フレームワークは次のようなコンストラクタでエンタープライズオブジェクトを生成します。
public MyClass( EOEditingContext anEditingContext, EOClassDescription classDescription, EOGlobalID globalID )
このコンストラクタは、エンタープライズオブジェクトクラスの新しいインスタンスを返すべきです。 引数を使って必要な初期化を行うことができます。 Javaクライアントとサーバで生成されるエンタープライズオブジェクトクラスには、このコンストラクタが必要です。
エンタープライズオブジェクトは、生成後に awake... メソッドが実行されます。
実行されるメソッドは、オブジェクトがデータベースからフェッチされたかアプリケーション内で生成されたかによって変わります。
アプリケーション内で生成された場合、 awakeFromInsertion
が実行されます。
これらのメソッドをオーバーライドすると、生成されたオブジェクトを元にしてプロパティの初期値を初期化することができます。
フレームワークがアプリケーションを管理するには、エンタープライズオブジェクトは状態が変更されたら監視者に通知しなければなりません。
インスタンス変数などの状態が変更される前に、オブジェクトは willChange
を実行して通知します。
このメソッドは、実行したオブジェクトがこれから変更されることを監視者に通知します。
オブジェクトの主な監視者は、オブジェクトが所属するEOEditingContextです。
EOEditingContextはEOObjectStoreのサブクラスであり、メモリ中のオブジェクトを管理します。
オブジェクトの挿入、削除、更新を追跡し、適切な永続ストアに変更を知らせます。
オブジェクトの所属するEOEditingContextは、オブジェクトの editingContext
メソッドで取得できます。
EOEnterpriseObjectインターフェースの一部のメソッドは、オブジェクトのプロパティについての情報を提供します。
オブジェクトの classDescription
メソッドはクラスの情報を持つオブジェクトを返します。
このオブジェクトに関してはEOClassDescriptionを参照してください。
エンタープライズオブジェクトから直接実行できるメソッドには次のようなメソッドがあります。

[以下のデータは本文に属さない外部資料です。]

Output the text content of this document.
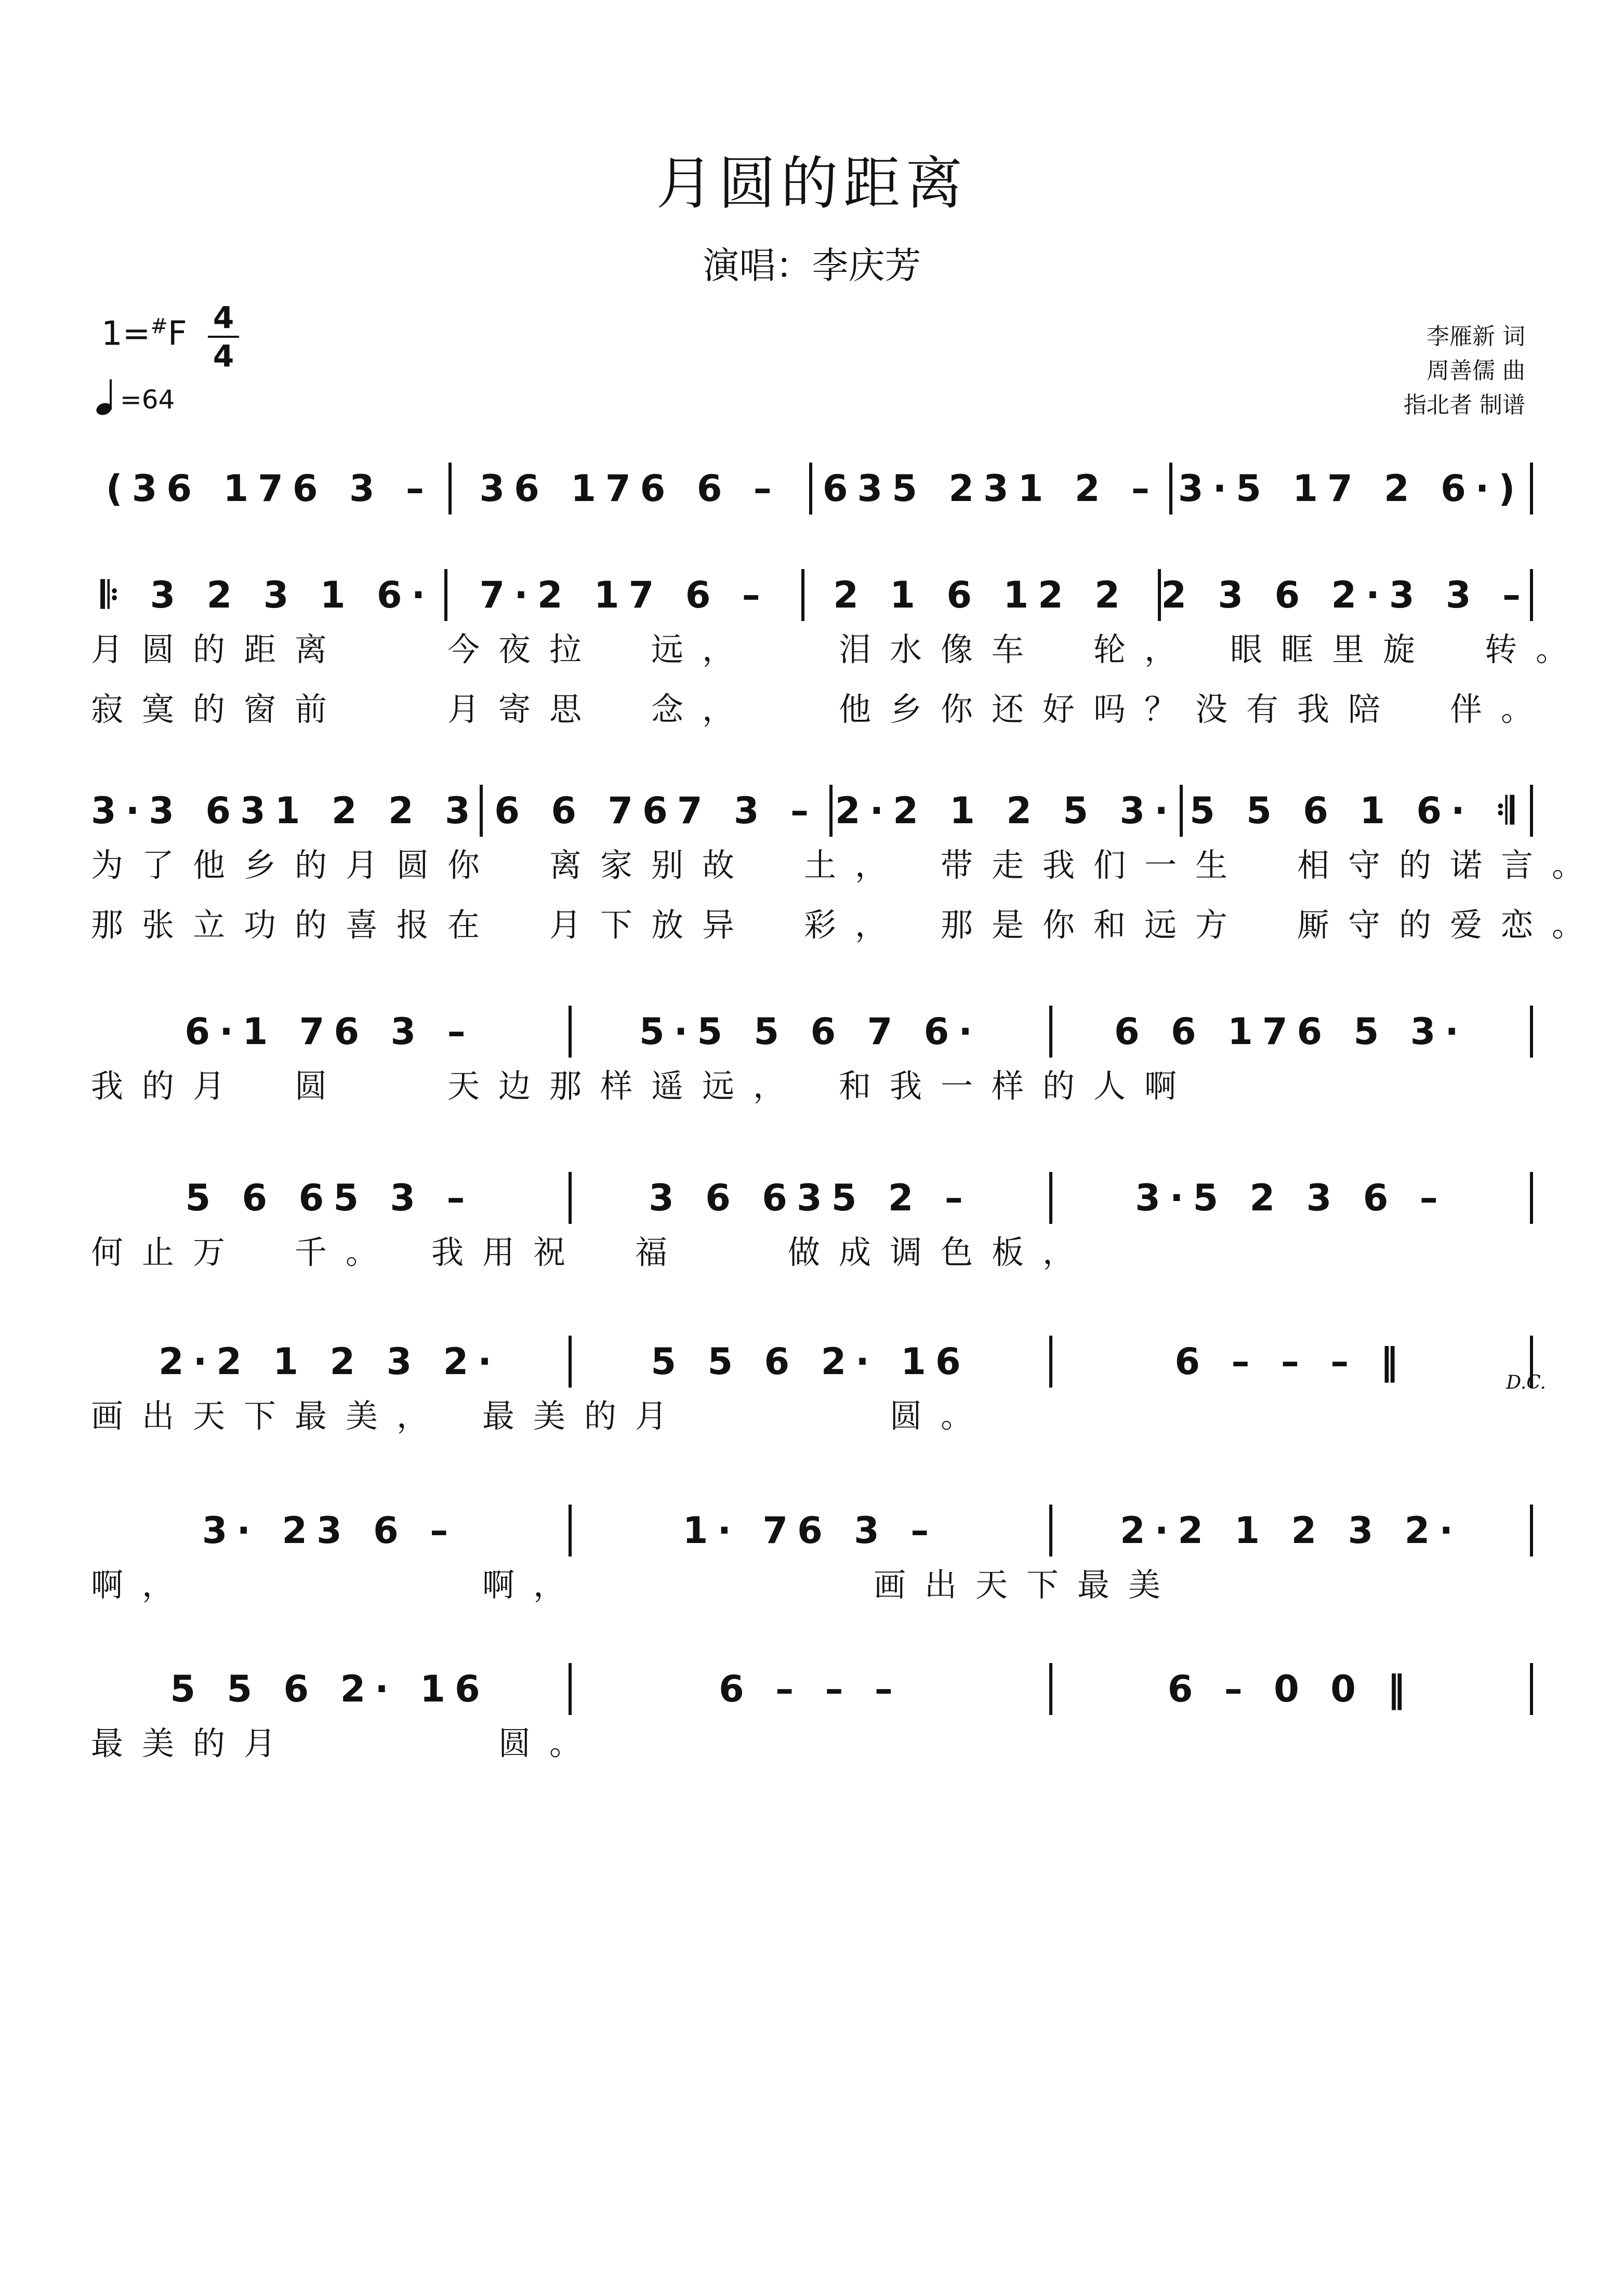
月圆的距离
演唱：李庆芳
1=#F 4
4
=64
李雁新 词
周善儒 曲
指北者 制谱
(36 176 3 –	36 176 6 –	635 231 2 – 3·5 17 2 6·)
𝄆 3 2 3 1 6·	7·2 17 6 –	2 1 6 12 2 2 3 6 2·3 3 –
月圆的距离　　今夜拉　远，　　泪水像车　轮，　眼眶里旋　转。
寂寞的窗前　　月寄思　念，　　他乡你还好吗？没有我陪　伴。
3·3 631 2 2 3 6 6 767 3 – 2·2 1 2 5 3· 5 5 6 1 6· 𝄇
为了他乡的月圆你　离家别故　土，　带走我们一生　相守的诺言。
那张立功的喜报在　月下放异　彩，　那是你和远方　厮守的爱恋。
6·1 76 3 –	5·5 5 6 7 6·	6 6 176 5 3·
我的月　圆　　天边那样遥远，　和我一样的人啊
5 6 65 3 –	3 6 635 2 –	3·5 2 3 6 –
何止万　千。　我用祝　福　　做成调色板，
2·2 1 2 3 2·	5 5 6 2· 16	6 – – – ‖
画出天下最美，　最美的月　　　　圆。
D.C.
3· 23 6 –	1· 76 3 –	2·2 1 2 3 2·
啊，　　　　　　啊，　　　　　　画出天下最美
5 5 6 2· 16	6 – – –	6 – 0 0 ‖
最美的月　　　　圆。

マッピングされているエンティティの名前を返す entityName
、属性とリレーションシップを含むすべてのプロパティの名前を返す allPropertyKeys
、同様にすべての属性名前を返す attributeKeys
があります。
リレーションシップに関する情報を返すメソッドもあります。
toOneRelationshipKeys
と toManyRelationshipKeys
はリレーションシップの名前を返します。
isToManyKey
によって、リレーションシップ名がどちらのメソッドに含まれるか決まります。
deleteRuleForRelationshipKey
は、リレーション先のオブジェクトが削除されたときにどう振る舞うのかを示します。
同様に ownsDestinationObjectsForRelationshipKey
は、リレーション先にオブジェクトが追加されるか、取り除かれたときにどう振る舞うのかを示します。
もうひとつのメソッド classDescriptionForDestinationKey
は、リレーション先のオブジェクトのEOClassDescriptionを返します。
key-value コーディングのメソッドは、プロパティの詳細を知ることなく、オブジェクトのプロパティにアクセスする手段を定義しています。
しかし次のような場合のために、フレームワークはオブジェクトの状態をそのまま保存しておく必要があります。
オブジェクトの変更を戻したり、変更された値を比較したり、変更されたレコードを保持することがあります。
スナップショットはこの処理を行うメソッド、すべてのプロパティを取得・設定するメソッド、処理に応じて必要な変換を行うメソッドを提供します。
スナップショットはすべてのプロパティを含む辞書であり、 updateFromSnapshot
ではスナップショットをオブジェクトのプロパティに設定します。
スナップショットは、未コミットの変更をコミット済みの変更にマージするのに使われます。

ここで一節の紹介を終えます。